Les augmentations salariales au mérite sont calculées en fonction de la fraction de la charge de travail à temps plein assumée par un employé, mais même les estimations les plus prudentes suggèrent que la fraction de la rémunération au mérite distribuée aux universitaires sous contrat a plus que doublé, voire triplé depuis 2011/2012. Cette fraction représente désormais plus de 25 % du budget total de la rémunération au mérite. Tous les universitaires actuels, qu’ils soient contractuels ou titulaires, sont moins bien rémunérés en raison de cette transition. Je tiens à souligner que ce n’est pas « la » raison du sous-financement des salaires des universitaires au cours de la dernière décennie. Il s’agit d’un effet cumulatif qui s’ajoute aux décisions prises pour dissocier la politique salariale de l’inflation (voir le rapport 2025 du MAUT sur les salaires et les avantages sociaux, « Reflecting on Academic Salary Policy » de R. J. Hill, président élu du MAUT, et mon récent billet de blogue « Preserving McGill »). L’argent « économisé » par l’université grâce à ces stratégies est directement réinvesti dans les salaires des cadres administratifs et des gestionnaires. Est-ce là un moyen efficace d’atteindre notre mission de faire progresser le savoir ?

Conclusion

Une transition vers des rôles plus spécialisés à l’université peut avoir du sens, mais elle ne doit pas se faire au détriment de la liberté académique et au moyen de pratiques de travail abusives. Les incitations financières personnelles qui semblent être en place pour les cadres supérieurs (transfert des dépenses des salaires des enseignants vers ceux des administrateurs) sont également très préoccupantes. Je pense qu’il est important de supprimer ces incitations en veillant à ce que les universitaires sous contrat soient traités avec dignité, ce qui rendra ces postes plus coûteux pour l’université, tout en garantissant que tous les universitaires qui occupent ces fonctions bénéficient d’une protection solide de la liberté académique.

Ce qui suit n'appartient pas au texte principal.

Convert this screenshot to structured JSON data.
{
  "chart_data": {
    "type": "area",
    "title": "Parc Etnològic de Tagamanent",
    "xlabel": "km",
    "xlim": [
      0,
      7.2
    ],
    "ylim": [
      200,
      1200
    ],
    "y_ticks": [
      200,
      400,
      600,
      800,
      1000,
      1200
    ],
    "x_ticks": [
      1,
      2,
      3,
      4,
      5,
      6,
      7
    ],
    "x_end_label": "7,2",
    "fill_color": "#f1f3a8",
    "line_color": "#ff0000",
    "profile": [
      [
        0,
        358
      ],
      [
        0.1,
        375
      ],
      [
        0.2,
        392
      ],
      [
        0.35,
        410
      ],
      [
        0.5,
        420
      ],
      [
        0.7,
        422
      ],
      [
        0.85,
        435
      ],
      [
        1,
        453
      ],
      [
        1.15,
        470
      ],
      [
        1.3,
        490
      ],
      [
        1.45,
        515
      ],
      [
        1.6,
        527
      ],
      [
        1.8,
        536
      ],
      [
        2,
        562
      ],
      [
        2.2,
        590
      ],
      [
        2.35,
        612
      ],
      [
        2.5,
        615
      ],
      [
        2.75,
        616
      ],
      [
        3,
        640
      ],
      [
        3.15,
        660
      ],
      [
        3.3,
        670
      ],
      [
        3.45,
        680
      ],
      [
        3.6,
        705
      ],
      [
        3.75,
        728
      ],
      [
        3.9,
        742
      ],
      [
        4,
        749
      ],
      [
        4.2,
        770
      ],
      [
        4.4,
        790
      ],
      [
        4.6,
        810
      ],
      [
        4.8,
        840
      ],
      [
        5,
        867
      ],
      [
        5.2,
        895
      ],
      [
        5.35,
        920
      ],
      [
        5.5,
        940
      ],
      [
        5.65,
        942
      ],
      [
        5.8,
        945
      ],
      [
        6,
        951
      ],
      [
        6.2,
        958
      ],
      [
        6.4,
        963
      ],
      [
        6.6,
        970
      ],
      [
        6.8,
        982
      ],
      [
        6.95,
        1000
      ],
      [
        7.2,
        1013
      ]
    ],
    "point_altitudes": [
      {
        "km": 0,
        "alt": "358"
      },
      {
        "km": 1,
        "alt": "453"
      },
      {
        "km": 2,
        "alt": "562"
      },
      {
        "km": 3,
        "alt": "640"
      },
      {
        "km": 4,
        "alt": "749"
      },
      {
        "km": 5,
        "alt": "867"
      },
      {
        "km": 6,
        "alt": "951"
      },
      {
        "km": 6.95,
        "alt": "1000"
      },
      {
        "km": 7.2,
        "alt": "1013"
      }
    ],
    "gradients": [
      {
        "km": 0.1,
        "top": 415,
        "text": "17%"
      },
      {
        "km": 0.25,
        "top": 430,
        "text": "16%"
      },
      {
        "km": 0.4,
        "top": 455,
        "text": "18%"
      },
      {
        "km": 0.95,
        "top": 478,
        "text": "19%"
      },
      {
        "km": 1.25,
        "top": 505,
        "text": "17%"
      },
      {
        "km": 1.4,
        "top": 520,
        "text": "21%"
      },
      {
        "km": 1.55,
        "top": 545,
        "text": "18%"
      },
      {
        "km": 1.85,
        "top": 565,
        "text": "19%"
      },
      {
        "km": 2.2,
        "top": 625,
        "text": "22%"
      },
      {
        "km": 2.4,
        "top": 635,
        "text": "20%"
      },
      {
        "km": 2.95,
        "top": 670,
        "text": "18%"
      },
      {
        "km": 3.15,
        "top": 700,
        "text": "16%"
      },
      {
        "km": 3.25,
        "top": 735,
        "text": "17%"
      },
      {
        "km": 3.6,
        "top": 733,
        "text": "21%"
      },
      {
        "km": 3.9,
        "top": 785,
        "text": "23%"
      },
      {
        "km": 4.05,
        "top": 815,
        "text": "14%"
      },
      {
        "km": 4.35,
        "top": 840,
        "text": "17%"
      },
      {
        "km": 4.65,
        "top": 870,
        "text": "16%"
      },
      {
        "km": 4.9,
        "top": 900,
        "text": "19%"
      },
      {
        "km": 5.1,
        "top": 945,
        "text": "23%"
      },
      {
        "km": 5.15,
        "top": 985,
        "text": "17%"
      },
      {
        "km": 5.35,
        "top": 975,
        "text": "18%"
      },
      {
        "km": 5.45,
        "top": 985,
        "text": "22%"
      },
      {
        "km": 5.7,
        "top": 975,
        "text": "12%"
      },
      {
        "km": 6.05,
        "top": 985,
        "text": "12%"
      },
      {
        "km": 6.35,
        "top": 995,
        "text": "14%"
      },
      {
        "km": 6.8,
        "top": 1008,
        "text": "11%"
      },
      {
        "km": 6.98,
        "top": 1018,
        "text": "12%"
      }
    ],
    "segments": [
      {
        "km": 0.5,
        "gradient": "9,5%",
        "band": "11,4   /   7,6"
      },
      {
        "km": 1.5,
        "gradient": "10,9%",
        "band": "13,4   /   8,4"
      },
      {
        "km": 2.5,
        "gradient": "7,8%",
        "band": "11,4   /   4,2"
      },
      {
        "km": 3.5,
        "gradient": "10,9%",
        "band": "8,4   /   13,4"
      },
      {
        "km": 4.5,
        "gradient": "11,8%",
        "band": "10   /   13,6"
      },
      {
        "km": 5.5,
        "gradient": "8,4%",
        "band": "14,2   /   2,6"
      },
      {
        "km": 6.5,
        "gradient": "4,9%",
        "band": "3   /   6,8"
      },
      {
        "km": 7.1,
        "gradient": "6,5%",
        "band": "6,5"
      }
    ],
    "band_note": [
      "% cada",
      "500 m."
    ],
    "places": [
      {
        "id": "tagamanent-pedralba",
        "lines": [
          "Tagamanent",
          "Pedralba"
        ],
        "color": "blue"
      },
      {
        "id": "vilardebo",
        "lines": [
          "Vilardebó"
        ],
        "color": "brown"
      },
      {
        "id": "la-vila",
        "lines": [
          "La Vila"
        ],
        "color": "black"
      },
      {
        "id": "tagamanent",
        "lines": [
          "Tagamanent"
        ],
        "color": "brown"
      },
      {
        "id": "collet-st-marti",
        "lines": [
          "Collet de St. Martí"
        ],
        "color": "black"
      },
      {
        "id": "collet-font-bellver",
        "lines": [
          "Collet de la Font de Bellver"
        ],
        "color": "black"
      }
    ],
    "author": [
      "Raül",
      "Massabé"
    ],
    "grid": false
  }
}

Nous devons travailler ensemble pour protéger la liberté académique à McGill. Si vous êtes enseignant à la Faculté des sciences et que vous ne l’avez pas encore fait, veuillez signer une carte syndicale. Signer une carte signifie que vous pouvez voter pour l’exécutif ou pour des motions lors des assemblées générales de l’AMPS. À l’heure actuelle (mars 2026), plus des deux tiers des enseignants éligibles en sciences ont déjà signé.